The Department also demonstrated improvements in system controls, completing 27 system examinations and achieving 17 unmodified and 8 qualified opinions; 2 examinations were adverse. The FY 2024 25 favorable opinions represent 93% of the examination opinions, an increase from the FY 2021 81% favorable examination opinions. Results of system examinations are used by other auditors, which reduces duplicative testing.
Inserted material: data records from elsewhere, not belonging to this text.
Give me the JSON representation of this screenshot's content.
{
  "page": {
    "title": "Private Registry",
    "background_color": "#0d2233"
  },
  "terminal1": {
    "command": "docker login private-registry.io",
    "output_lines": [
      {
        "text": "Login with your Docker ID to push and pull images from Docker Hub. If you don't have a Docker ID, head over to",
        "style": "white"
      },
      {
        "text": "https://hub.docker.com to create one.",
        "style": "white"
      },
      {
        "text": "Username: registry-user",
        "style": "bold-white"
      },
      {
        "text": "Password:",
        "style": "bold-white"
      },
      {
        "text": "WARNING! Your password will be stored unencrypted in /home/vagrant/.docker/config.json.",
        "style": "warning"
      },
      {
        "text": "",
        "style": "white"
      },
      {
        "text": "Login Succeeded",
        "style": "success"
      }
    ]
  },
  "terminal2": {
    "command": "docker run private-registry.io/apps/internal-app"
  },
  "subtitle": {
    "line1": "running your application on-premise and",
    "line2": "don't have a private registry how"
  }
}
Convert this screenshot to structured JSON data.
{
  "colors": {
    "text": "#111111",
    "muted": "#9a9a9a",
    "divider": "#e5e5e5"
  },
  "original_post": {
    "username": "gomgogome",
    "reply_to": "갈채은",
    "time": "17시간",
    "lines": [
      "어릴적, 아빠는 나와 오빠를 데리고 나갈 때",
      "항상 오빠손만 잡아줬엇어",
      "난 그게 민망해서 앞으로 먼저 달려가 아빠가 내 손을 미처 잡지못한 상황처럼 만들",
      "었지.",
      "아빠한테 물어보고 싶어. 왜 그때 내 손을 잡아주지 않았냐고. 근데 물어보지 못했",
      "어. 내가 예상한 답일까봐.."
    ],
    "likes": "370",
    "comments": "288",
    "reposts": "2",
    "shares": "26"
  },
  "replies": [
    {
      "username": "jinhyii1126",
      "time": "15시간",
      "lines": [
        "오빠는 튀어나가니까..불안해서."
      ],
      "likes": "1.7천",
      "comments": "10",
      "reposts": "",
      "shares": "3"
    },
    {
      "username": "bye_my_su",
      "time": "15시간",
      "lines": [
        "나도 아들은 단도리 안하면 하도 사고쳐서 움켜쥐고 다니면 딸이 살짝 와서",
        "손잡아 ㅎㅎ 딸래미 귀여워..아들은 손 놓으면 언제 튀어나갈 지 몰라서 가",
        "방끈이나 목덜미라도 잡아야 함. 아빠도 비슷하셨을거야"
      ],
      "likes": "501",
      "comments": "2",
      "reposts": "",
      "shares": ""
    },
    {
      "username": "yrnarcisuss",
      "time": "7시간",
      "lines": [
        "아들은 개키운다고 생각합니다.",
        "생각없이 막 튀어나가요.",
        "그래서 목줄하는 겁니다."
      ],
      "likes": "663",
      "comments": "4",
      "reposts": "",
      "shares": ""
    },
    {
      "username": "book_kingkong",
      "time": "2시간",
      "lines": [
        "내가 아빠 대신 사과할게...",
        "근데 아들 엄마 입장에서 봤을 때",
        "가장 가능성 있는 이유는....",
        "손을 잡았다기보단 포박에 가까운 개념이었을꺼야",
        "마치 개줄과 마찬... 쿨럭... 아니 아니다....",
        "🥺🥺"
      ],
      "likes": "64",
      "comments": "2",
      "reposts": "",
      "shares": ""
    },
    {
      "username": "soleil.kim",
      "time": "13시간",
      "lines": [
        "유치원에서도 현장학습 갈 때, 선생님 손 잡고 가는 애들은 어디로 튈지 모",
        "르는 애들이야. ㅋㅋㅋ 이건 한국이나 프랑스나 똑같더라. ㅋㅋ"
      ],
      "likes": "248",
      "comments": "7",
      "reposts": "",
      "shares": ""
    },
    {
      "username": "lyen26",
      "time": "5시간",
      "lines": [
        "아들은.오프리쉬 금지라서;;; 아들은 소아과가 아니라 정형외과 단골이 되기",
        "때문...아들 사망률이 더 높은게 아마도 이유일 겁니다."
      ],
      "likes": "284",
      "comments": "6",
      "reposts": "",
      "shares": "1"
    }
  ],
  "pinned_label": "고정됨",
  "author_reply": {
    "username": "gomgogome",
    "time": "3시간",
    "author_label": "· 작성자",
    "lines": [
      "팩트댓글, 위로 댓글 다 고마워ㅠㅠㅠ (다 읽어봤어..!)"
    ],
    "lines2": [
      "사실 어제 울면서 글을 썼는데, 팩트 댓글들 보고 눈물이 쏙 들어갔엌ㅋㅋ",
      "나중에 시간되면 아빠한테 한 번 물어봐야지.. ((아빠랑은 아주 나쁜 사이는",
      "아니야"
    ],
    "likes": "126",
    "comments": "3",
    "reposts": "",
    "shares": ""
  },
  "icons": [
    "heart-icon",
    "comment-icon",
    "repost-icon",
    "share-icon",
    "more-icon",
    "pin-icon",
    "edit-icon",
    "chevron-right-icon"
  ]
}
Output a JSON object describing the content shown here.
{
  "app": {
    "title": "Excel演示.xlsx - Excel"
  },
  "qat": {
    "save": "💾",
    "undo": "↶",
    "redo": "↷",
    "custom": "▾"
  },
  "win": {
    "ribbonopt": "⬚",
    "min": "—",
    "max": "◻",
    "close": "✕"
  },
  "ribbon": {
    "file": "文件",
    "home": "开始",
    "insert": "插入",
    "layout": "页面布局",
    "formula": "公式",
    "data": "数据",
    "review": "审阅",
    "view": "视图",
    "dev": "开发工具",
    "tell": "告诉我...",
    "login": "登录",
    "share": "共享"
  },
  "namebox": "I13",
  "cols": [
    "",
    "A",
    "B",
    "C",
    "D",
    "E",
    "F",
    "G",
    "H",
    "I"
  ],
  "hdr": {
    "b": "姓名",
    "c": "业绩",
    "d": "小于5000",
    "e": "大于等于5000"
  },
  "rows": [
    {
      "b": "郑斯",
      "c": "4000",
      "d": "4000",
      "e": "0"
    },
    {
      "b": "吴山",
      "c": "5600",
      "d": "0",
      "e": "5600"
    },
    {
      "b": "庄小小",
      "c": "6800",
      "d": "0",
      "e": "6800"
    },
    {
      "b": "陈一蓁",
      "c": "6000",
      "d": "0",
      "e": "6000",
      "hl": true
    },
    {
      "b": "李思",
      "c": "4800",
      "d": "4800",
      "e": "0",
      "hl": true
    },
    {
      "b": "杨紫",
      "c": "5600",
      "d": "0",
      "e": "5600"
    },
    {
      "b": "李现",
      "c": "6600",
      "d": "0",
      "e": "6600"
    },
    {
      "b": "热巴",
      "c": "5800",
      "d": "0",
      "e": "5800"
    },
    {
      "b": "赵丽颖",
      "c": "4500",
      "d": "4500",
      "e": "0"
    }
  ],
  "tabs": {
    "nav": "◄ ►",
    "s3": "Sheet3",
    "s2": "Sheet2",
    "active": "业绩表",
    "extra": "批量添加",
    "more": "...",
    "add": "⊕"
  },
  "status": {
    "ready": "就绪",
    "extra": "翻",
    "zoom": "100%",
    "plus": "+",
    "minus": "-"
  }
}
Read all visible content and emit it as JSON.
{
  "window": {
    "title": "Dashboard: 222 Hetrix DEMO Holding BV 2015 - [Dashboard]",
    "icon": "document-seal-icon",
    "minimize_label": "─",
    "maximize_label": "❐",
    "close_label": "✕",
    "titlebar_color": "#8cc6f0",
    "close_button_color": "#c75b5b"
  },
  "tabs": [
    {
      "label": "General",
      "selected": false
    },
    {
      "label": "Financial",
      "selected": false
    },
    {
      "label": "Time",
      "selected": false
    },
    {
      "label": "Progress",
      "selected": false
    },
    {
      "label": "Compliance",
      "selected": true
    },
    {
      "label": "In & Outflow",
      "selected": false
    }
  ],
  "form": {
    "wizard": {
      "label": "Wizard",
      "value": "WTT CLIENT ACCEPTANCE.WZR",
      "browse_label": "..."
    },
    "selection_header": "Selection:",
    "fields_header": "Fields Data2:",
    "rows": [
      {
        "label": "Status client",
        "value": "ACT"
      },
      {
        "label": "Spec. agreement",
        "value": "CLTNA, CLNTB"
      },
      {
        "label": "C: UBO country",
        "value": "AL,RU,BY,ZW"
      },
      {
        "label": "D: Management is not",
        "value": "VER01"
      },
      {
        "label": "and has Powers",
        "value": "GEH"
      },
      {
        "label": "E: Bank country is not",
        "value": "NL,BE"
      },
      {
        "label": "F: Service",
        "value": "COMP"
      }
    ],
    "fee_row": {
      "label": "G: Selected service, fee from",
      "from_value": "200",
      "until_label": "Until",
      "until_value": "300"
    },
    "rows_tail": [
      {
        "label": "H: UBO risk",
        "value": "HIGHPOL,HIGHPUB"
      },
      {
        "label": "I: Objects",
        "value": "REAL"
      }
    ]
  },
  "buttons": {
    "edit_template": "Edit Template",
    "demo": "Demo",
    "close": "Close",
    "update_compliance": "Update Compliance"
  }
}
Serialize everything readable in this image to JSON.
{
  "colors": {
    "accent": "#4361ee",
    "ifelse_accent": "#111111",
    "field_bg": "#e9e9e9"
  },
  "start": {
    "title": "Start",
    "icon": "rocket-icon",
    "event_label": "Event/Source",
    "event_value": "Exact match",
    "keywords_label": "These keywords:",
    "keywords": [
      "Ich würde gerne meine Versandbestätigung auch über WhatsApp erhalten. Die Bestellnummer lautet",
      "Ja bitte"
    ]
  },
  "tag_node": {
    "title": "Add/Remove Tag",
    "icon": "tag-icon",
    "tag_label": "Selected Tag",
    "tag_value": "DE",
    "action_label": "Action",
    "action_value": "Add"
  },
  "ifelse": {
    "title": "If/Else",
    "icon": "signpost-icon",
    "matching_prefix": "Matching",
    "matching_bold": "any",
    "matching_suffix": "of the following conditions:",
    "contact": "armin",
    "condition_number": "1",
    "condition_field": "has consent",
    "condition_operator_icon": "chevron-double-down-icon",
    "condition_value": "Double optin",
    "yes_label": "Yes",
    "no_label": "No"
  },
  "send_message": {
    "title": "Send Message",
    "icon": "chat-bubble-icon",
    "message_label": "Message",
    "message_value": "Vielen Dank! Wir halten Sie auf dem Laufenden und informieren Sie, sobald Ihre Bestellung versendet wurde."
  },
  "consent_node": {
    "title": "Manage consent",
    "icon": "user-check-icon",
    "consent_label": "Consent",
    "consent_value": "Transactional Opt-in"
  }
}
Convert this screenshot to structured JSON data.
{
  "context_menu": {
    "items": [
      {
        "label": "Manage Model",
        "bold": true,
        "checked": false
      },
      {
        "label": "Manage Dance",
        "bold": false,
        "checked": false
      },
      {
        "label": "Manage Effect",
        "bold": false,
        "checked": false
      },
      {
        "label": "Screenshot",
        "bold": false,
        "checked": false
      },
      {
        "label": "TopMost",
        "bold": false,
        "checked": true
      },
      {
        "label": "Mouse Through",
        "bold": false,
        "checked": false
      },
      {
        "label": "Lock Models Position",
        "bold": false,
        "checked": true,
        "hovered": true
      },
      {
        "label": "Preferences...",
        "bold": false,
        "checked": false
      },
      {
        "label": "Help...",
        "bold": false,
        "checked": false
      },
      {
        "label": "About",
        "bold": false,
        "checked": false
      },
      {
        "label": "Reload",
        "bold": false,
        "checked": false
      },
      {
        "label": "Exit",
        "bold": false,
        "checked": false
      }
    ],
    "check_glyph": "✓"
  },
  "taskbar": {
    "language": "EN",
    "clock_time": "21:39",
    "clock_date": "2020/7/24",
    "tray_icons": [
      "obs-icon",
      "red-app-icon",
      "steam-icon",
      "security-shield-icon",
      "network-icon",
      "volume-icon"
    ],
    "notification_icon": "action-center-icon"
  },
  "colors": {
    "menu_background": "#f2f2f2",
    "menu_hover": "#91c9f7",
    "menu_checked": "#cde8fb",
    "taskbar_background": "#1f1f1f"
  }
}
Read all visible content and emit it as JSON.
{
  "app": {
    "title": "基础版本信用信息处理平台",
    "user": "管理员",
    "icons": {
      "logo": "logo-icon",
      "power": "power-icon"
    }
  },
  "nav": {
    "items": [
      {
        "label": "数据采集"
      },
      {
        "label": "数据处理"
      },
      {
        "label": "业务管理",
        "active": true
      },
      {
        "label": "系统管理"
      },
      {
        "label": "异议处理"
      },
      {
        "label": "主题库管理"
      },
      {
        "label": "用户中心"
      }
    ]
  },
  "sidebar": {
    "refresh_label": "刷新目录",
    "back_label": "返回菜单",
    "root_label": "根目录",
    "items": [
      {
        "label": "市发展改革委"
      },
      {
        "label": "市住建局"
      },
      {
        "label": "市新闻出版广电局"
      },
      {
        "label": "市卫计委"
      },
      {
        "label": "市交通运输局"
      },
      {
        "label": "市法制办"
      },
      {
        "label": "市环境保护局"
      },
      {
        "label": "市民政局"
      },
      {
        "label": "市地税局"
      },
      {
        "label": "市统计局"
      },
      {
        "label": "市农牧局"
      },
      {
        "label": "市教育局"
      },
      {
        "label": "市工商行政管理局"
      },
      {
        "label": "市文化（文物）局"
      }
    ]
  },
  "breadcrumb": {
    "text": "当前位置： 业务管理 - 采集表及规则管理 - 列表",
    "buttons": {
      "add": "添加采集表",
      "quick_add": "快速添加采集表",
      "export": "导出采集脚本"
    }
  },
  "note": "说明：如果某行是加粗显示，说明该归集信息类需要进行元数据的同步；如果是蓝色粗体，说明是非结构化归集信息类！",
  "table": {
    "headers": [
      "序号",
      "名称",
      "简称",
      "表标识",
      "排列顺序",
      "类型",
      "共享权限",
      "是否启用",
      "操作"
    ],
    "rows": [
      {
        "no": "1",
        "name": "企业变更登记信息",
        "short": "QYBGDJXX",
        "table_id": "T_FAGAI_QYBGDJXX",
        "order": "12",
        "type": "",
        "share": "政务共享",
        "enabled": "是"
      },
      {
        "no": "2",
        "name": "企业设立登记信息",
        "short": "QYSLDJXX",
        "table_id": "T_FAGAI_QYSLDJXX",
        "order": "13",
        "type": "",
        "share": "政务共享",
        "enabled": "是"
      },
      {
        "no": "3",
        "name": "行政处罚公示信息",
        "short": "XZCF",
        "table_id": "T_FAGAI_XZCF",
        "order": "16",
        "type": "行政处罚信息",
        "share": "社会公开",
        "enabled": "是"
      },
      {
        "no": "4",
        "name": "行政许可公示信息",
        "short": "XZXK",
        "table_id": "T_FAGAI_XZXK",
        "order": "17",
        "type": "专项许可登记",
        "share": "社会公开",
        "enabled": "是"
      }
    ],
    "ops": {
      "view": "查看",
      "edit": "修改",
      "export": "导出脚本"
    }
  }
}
The Department saw a return on investment across areas essential for achieving and sustaining an unmodified opinion: Workforce Modernization, Business Operations, Quality Decision-Making, Reliable Networks, and Enhanced Public Confidence. A recent Government Accountability Office report, "DOD Has Identified Benefits of Financial Statement Audits and Could Expand Its Monitoring," cited operational benefits of the audits, including improvements to financial systems and data, mitigation of cybersecurity risks, enhanced visibility over assets and inventory, and more efficient processes, and noted that additional outcomes are anticipated.
For example, in FY 2024, the Department used Advana for new contingency reporting, including support to Haiti, tracking the Pacific Deterrence Initiative, and hurricane response; the Department of the Air Force has delivered 76 bots saving 577,000 labor hours and improving the efficiency of 76 business processes; the Department of the Army's new Integrated Personnel and Pay System consolidates information from over 50 legacy systems and promotes secure and consistent processes and data; and the Department of the Navy further consolidated its systems by migrating 9 major commands, decommissioning 11 systems, and transitioning 3 Budget Submitting Offices to Navy ERP, its enterprise resource planning system.
"The Department continues to need the sustained investment, senior leadership commitment, and the support of our partners in Congress, federal regulators, the audit community, and our military and civilian personnel to accomplish its audit goals," added McCord. "An unmodified audit opinion has always been the Department's primary financial management goal, and with their help, I know it is achievable."